My name is Samantha, but most people know me as “Sammie.” I’m a Big Fish Ministries (BFM) graduate, and this is my story…
Growing Up With Drugs
Growing up, my parents were drug addicts. My dad also sold and there were people in and out of the house, partying and drinking. My dad and I had a pretty good relationship but he was always angry, especially when he was drinking. That was the lifestyle I was used to.
My parents divorced when I was about 12. After that, my mom moved my brother and I to Robertsdale, Alabama, to be with my grandma. My brother and I changed schools, and that’s when my drug use started. My mom didn’t give us rules and we pretty much got to do whatever we wanted. That’s what she was doing and she didn’t have time to parent us.
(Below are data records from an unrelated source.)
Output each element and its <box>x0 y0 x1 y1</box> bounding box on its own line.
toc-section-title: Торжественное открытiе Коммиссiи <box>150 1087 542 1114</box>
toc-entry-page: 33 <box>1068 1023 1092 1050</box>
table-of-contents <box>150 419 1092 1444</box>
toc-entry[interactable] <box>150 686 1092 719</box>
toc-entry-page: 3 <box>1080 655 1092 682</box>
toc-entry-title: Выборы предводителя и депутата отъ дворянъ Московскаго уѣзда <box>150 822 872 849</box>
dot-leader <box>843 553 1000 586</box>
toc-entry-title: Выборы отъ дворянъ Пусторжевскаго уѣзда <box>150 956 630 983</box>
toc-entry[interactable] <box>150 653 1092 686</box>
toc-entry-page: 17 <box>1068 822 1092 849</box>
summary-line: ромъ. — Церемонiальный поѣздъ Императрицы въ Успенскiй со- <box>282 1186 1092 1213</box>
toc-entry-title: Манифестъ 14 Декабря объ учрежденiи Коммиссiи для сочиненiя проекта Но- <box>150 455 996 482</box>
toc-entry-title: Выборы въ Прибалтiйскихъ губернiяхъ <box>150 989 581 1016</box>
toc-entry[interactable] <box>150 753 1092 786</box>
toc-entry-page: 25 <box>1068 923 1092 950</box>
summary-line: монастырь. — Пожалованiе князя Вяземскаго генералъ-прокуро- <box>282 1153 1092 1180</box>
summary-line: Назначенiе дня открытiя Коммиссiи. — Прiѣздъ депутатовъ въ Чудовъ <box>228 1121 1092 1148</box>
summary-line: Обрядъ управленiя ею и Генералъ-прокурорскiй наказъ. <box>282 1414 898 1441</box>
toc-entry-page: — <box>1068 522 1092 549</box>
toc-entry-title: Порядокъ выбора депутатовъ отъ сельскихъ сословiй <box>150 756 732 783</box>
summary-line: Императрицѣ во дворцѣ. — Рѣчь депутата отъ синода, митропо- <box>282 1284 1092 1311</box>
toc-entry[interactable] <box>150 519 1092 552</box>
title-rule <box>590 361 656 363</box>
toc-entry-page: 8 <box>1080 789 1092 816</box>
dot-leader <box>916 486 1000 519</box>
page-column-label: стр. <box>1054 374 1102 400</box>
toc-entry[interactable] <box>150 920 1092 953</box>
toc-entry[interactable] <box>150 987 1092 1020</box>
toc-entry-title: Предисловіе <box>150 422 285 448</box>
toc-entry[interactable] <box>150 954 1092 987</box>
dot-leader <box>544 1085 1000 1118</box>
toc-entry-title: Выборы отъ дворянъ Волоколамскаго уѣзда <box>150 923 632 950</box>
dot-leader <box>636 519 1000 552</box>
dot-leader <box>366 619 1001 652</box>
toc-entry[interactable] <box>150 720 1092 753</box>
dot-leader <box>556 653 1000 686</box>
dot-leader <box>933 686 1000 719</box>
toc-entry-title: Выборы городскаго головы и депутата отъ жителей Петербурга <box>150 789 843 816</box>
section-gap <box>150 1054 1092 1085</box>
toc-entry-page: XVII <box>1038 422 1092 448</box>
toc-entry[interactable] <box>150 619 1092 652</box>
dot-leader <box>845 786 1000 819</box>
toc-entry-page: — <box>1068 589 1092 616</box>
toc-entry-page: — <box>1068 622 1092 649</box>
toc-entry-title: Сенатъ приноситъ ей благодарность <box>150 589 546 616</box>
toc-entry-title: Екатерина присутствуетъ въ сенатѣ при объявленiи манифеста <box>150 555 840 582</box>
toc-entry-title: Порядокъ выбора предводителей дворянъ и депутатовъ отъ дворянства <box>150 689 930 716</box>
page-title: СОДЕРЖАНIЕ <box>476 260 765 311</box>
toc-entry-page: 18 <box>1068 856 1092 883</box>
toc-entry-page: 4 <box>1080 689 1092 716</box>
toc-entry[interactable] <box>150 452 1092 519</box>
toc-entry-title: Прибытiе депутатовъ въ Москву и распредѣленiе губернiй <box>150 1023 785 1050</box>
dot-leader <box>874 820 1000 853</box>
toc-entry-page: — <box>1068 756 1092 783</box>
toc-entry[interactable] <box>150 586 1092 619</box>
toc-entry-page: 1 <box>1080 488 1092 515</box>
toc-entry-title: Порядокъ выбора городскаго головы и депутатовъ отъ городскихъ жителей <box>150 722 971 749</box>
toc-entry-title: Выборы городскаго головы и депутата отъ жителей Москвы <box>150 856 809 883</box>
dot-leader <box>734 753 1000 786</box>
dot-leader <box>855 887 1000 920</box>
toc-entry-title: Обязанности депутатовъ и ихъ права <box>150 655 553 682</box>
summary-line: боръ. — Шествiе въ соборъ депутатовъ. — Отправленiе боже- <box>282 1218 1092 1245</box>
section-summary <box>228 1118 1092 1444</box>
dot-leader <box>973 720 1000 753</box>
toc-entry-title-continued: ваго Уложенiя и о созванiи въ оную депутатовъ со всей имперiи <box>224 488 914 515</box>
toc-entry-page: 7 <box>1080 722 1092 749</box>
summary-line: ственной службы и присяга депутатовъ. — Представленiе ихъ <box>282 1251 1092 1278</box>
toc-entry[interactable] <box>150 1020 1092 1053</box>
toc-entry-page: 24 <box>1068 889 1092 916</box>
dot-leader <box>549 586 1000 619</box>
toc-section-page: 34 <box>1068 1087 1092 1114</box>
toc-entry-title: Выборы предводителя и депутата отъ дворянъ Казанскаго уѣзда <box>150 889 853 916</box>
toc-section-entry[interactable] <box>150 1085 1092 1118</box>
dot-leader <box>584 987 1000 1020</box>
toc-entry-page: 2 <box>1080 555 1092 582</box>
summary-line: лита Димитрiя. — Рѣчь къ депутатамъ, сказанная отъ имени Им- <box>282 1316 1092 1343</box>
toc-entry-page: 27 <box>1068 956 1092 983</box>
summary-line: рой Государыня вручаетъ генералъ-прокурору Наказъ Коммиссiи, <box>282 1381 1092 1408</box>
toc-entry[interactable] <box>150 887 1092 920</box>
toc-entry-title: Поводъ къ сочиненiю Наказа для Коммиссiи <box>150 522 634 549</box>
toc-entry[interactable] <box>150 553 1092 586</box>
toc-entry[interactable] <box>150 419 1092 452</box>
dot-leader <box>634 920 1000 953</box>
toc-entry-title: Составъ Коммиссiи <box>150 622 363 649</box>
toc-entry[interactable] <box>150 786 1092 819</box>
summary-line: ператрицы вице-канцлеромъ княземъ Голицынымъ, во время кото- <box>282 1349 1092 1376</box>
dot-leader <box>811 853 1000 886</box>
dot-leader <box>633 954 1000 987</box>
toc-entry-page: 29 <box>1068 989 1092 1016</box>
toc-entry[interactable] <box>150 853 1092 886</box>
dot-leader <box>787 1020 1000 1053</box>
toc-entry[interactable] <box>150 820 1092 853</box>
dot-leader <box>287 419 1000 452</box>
I was 13 or 14 when my older brother first gave me hard drugs, I got pregnant at 14, and quit school when I had my first kid at 15. I stayed home, took care of my son, and got high as much as I could. When I was 18 or 19, I had my daughter.
This whole time, I was barely getting by. It’s really hard to be a mom and take care of your kids when you have a drug addiction.
What My Daughter Said
My mom died in 2017 and eight months later my dad died. I went to jail in August 2019 and lost custody of my kids. When I got out, I had nowhere to go.
My sister-in-law was friends with Tasha, a mentor at BFM. My brother asked me to go, but I denied that I had a problem. It was when my 13-year-old daughter tearfully asked me to please go to rehab that I agreed. Even still, my attitude was “fine, whatever.” I was at BFM for a couple of months, but I left in November 2019. My daughter told me on the phone that she didn’t want to see me until I completed it. That hurt, but I started seeing that I really did need to do this.
Once I went back, I could see how God was trying to restore my relationships. My daughter was going down the same path and it was so obvious that I had to show my daughter that I could change. If I didn’t do this, those chains of bondage were gonna stay on my family.
“He’s Not Just Changed My Life, He’s Changed My Heart.”
I went back and stayed. And it was so hard. There were times I didn’t think I could do it. My first instinct was always, “I’ll just leave,” but I prayed and God was so faithful. He got me through it.
While at BFM, I got a job as a cashier at Home Depot, even though I had literally no work history to put on my resume. I’d never had a legal job — only selling and stealing. Eight months after starting, I was promoted to supervisor.
It felt so amazing just to see that God could take me from where I was. He’s not just changed my life, He’s changed my heart.
The Most Amazing Feeling
I graduated in November 2020. The most amazing feeling was when my brother and my daughter came to my graduation, sat in the front row, and listened to every word of my testimony. When I walked off that stage, my daughter hugged me and told me she was proud of me and loved me. My brother, too.
Even though there were times they didn’t think I was gonna make it, they got to see me when I did. God is restoring my relationships.
I have a friend who struggled with addiction all his life and I just took him to BFM. Seeing me changed after being on a path to destruction, my testimony has inspired others to do something different with their lives.
Summit Church in Foley, Ala. just started community Celebrate Recovery gatherings and I’m honored to serve as one of the leaders. It’s amazing not just that I get to see other people change, but that I get to be there and help them through the process. Seeing people turn over their lives to the Lord is an amazing feeling.
“Nothing in Those Streets Are Worth It”
If you’re struggling with addiction, I’d say this: A year seems like a really long time. But if you look at all the years you gave to the streets, giving a year to yourself and focusing on what the Lord wants to do in your life is so worth it. After graduating, I can say I would do it 100 more times.
There’s nothing in those streets that is worth it. What is worth it: the freedom you’re going to get from this Christ-centered program.
Not only that, but BFM helps people in the community outside of the program. After Hurricane Sally, we stood outside of the Big Fish Ministries Thrift Store handing out ice and supplies. The thrift store aslo gives vouchers to the poor and homeless so they can get clothes and their Friday night GRO groups are for the community, for addicts, for families, and for people who just need to feel connected to something.